Understanding the Role of Training Data in Test-Time Scaling
Adel Javanmard, Baharan Mirzasoleiman, Vahab Mirrokni
TL;DR
This work analyzes how training-data properties shape the benefits of test-time scaling for chain-of-thought reasoning in transformers. Focusing on in-context weight prediction for linear regression, it shows that test-time CoT approximates a multi-step (pseudo-)Newton method and yields a global optimum under gradient-descent training of a one-layer linear self-attention, with a closed-form characterization involving a regularized covariance operator $\Gamma$. A hardness measure based on the feature-covariance spectrum is introduced, and the authors prove that, at fixed downstream error, longer CoT can reduce the required training context, while underrepresented skills can cause overthinking; they also derive a tractable quadratic program to optimize task selection, endorsing diverse, relevant, and hard training tasks. Empirical validation on both linear and nonlinear transformers (LSA and GPT-2) confirms the scaling laws and the benefit of carefully chosen task mixtures, highlighting implications for data curation and inference-time computation. The results illuminate when test-time thinking helps or hurts and provide principled guidelines for designing training curricula to maximize test-time gains in reasoning tasks.
Abstract
Test-time scaling improves the reasoning capabilities of large language models (LLMs) by allocating extra compute to generate longer Chains-of-Thoughts (CoTs). This enables models to tackle more complex problem by breaking them down into additional steps, backtracking, and correcting mistakes.

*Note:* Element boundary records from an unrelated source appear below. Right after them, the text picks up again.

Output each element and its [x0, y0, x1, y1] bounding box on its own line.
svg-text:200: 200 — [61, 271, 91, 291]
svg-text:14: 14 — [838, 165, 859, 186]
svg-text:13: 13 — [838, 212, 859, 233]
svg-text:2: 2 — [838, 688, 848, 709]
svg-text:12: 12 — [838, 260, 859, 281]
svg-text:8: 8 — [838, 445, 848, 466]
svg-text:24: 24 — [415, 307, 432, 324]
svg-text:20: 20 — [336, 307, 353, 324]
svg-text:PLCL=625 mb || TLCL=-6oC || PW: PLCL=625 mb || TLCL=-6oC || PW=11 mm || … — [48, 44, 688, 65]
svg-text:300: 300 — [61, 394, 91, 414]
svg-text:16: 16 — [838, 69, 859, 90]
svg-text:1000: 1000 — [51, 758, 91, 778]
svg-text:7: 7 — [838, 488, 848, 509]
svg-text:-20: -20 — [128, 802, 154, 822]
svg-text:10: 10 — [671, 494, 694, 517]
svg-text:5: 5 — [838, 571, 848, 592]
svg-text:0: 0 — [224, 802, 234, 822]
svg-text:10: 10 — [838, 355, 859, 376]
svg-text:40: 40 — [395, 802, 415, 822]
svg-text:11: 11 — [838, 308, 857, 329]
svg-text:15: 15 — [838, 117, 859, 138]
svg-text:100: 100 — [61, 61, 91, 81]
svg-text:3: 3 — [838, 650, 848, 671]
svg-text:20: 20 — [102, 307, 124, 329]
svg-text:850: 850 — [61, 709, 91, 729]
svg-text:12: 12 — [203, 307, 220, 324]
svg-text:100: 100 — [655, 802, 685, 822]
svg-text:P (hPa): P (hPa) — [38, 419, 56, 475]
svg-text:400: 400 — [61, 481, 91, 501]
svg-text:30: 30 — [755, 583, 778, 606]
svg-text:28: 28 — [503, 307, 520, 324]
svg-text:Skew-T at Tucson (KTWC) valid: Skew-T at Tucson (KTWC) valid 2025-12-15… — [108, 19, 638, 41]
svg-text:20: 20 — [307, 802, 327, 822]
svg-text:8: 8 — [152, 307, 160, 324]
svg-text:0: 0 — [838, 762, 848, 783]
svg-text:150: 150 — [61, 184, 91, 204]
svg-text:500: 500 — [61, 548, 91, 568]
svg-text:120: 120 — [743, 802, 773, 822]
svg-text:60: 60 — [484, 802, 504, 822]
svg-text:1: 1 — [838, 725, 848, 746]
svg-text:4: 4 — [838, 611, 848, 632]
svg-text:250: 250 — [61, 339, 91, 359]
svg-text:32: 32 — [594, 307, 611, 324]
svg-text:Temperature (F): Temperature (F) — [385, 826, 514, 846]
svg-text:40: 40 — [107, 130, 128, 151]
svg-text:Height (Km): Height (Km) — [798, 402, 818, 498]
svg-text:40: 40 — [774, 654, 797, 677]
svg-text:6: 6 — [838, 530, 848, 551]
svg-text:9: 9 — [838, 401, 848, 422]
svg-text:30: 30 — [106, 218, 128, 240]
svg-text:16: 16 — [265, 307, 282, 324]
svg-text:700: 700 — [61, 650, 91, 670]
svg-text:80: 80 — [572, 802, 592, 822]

Despite its strong performance--demonstrated by OpenAI's o1 and DeepSeek R1, the conditions in the training data under which long CoTs emerge, and when such long CoTs improve the performance, remain unclear. In this paper, we study the performance of test-time scaling for transformers trained on an in-context weight prediction task for linear regression. Our analysis provides a theoretical explanation for several intriguing observations: First, at any fixed test error, increasing test-time compute allows us to reduce the number of in-context examples (context length) in training prompts. Second, if the skills required to solve a downstream task are not sufficiently present in the training data, increasing test-time compute can harm performance. Finally, we characterize task hardness via the smallest eigenvalue of its feature covariance matrix and show that training on a diverse, relevant, and hard set of tasks results in best performance for test-time scaling. We confirm our findings with experiments on large, nonlinear transformer architectures.